Avevo paura, ogni giorno, nell’inconscio, che mi sgretolasse l’anima e mi lasciasse vuota e sola con parole amare. Avevo paura di perdere pure lei, che era tanto a cui mi aggrappavo in quella parte della mia vita. Lei e la mia famiglia in quel momento erano i miei capisaldi e se loro cadevano, tutto accompagnava.
E allora sarei diventata io stessa cenere.

Un essere con le sembianze fisiche di Amaya Miura ma il cuore inesistente e dentro di sé il caos nero.
E non stavo ad esagerare neppure un po’ mentre me lo pensavo.
Mi era capitato una cosa del genere in seconda media, mentre tanti “se” e tanti “ma” diventavano mezze certezze e poi certezze complete e allora tutto iniziò a sgretolarsi.

Ero riuscita a sollevarmi fra la scoperta di Wattap, gameplays su YouTube e… Harry Potter. Io dovevo a Joanne Rowling tanto, troppo. Mi aveva aperto gli occhi, mi aveva fatto capire dove in parte sbagliassi, mi aveva aiutato a passare meno d’Inferno la fine della seconda media e l’inizio della terza perché mi ero aperta, riuscendo a legare con una mia compagna di classe (che mi aveva introdotto al mondo degli anime) e mi ero aperta al mondo, mi ero messa in gioco per conoscere altri.

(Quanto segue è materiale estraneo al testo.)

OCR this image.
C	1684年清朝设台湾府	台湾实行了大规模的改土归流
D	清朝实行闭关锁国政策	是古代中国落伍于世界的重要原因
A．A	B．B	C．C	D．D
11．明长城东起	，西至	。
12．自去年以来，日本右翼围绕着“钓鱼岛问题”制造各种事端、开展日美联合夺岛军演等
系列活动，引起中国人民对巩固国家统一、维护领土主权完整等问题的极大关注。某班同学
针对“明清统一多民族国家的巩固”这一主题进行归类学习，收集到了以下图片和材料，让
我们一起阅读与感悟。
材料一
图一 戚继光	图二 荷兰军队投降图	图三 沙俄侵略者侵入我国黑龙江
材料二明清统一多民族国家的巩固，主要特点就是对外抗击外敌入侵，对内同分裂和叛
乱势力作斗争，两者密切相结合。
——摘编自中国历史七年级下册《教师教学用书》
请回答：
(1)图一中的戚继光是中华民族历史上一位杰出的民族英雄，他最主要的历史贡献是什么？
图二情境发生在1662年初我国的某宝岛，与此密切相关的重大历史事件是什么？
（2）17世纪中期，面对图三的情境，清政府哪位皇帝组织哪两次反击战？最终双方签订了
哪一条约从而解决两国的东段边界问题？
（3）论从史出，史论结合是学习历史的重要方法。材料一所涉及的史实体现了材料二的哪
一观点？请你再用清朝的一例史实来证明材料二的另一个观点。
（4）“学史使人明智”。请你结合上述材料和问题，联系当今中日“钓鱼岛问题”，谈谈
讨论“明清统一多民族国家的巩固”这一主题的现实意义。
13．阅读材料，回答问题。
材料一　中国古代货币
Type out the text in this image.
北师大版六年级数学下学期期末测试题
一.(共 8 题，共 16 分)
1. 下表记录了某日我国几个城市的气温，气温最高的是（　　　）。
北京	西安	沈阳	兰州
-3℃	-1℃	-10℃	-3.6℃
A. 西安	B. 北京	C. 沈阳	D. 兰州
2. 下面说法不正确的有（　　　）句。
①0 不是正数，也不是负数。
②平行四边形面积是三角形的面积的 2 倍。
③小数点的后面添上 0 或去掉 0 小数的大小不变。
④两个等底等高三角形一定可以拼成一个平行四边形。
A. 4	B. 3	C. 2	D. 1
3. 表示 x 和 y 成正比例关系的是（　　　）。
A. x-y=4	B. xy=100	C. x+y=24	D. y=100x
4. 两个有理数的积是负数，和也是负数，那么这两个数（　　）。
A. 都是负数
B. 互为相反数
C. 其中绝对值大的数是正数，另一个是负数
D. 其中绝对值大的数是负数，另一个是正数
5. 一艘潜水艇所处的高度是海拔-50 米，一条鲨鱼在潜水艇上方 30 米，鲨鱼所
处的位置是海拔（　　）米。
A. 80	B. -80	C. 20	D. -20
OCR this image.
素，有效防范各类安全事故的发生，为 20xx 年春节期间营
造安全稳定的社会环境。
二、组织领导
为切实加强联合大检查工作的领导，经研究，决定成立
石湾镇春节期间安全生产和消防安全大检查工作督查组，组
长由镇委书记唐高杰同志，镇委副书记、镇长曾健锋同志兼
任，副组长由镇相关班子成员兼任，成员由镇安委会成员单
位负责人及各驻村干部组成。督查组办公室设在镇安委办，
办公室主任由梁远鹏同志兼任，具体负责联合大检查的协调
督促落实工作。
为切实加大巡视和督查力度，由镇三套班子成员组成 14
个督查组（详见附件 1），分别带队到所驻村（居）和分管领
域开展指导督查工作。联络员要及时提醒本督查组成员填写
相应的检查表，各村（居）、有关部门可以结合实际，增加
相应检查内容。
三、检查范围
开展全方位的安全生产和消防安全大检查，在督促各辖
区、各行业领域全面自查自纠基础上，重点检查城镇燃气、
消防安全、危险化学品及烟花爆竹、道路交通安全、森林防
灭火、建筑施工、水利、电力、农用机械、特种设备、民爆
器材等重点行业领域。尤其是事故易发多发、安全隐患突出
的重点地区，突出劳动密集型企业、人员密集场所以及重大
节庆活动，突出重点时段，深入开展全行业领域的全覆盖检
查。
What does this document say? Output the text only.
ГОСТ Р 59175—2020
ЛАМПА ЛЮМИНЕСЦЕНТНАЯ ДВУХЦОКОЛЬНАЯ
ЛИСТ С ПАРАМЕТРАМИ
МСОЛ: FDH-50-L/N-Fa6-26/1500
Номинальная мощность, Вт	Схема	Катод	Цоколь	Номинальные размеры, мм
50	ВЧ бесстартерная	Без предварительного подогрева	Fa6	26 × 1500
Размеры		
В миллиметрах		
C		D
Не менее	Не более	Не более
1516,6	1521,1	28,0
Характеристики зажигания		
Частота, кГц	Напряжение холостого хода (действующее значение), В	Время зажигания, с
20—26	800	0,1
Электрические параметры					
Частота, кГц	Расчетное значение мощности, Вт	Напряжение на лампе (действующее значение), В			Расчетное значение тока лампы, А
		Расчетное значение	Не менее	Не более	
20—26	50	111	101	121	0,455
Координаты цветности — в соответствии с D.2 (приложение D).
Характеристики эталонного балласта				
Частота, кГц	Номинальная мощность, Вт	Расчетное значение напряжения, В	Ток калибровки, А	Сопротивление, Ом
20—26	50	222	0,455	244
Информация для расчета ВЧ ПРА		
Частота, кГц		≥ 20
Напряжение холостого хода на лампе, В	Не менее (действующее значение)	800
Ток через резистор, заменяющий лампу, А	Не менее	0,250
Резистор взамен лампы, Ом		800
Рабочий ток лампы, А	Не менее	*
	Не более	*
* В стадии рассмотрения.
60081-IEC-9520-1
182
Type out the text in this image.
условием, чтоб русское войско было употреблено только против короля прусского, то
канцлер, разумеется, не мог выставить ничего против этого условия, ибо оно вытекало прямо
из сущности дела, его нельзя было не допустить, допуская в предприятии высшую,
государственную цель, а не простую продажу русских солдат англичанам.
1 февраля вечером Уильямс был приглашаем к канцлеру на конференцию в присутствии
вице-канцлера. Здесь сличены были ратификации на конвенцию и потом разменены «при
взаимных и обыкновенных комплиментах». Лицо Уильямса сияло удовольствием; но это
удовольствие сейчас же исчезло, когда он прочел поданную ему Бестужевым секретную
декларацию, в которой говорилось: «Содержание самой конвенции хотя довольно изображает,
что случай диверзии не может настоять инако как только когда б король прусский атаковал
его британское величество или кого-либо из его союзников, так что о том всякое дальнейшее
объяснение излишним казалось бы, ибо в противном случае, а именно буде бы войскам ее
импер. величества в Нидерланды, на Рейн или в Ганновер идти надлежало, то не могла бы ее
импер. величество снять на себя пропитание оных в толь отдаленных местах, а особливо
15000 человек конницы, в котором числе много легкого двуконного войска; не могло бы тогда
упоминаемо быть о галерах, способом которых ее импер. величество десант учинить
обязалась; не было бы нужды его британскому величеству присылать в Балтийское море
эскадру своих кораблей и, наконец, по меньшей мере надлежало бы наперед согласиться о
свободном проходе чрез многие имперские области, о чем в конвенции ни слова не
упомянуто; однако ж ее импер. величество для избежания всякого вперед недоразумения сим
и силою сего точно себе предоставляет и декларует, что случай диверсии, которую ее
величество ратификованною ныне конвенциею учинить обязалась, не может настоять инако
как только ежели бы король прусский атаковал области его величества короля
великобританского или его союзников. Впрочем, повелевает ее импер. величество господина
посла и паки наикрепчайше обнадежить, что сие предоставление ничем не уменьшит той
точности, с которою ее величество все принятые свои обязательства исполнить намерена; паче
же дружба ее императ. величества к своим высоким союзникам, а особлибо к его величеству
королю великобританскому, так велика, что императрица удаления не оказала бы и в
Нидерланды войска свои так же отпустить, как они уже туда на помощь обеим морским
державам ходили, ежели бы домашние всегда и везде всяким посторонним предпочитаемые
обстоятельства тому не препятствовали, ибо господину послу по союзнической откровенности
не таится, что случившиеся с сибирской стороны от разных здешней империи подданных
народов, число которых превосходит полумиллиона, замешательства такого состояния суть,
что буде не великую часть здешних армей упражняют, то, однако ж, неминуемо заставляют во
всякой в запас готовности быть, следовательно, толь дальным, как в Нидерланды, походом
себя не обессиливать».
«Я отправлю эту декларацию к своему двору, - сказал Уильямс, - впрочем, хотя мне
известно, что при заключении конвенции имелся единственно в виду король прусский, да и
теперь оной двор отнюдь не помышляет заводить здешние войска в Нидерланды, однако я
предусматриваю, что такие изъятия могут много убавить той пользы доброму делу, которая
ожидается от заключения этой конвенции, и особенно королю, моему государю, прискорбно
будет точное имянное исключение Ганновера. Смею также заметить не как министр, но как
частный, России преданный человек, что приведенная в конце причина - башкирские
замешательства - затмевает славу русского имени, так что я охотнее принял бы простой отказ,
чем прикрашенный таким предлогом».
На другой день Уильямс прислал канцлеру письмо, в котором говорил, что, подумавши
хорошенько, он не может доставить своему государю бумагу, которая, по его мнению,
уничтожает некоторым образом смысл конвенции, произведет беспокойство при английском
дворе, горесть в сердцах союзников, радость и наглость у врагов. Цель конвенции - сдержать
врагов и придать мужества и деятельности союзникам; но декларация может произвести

Mi ero sentita così felice e contenta quando, alla fine della terza media, mi dissi che potevo definirmi amica di Asami Watanabe.
Poi, durante le vacanze primaverili della terza media (ad aprile saremmo andate in prima superiore), mi aveva spiegato abbastanza bene tutte le sue rogne ma, ovviamente, alla perfezione tutto lo sapevano solo lei e i suoi genitori.

E qua, per ora, potrei definire la sua vita a grandi linee con “Problema passato? Bene, eccone uno più grande in arrivo!”

Mi ricordavo anche quando, una sera, eravamo arrivate ad esporci più a nudo, più per come eravamo in realtà, facendo risalire prima lei dubbi ed ansie.
Io avevo iniziato a parlare di me con una frase del tipo: <Non ho sofferto così tanto a livello fisico come te, ma diciamo che anch'io ho avuto i miei periodi no…>

E le avevo spiegato come avevo passato in quasi totale solitudine anni della mia vita, tra pianti soffocati nei cuscini, finti sorrisi, impegno nell’unica cosa in cui (un minimo) ero io a potermi permettere di guardare dall’alto in basso gli altri, e non il contrario…

E le avevo detto che più di una volta avevo pensato ad opzioni come autolesionismo o ficcarmi in testa cose che portavano alla bulimia o anoressia ma che non ci riuscivo, rimanendo nel grigiore in cui ero e mi dicevo che non ero buona neppure a morire.

Quella sera Asami mi aveva abbracciato e io non mi ero ritirata, adorando il contatto fisico nei momenti come quelli (a differenza di lei che, nel raccontarmi del suo passato, aveva voluto rimanere scostata).
Io per sentirmi meglio avevo bisogno di poter stringere le braccia contro il petto di qualcuno, affondare il viso in lacrime nella sua spalla e sentire la sua mano rassicurante accarezzarmi la schiena o i capelli.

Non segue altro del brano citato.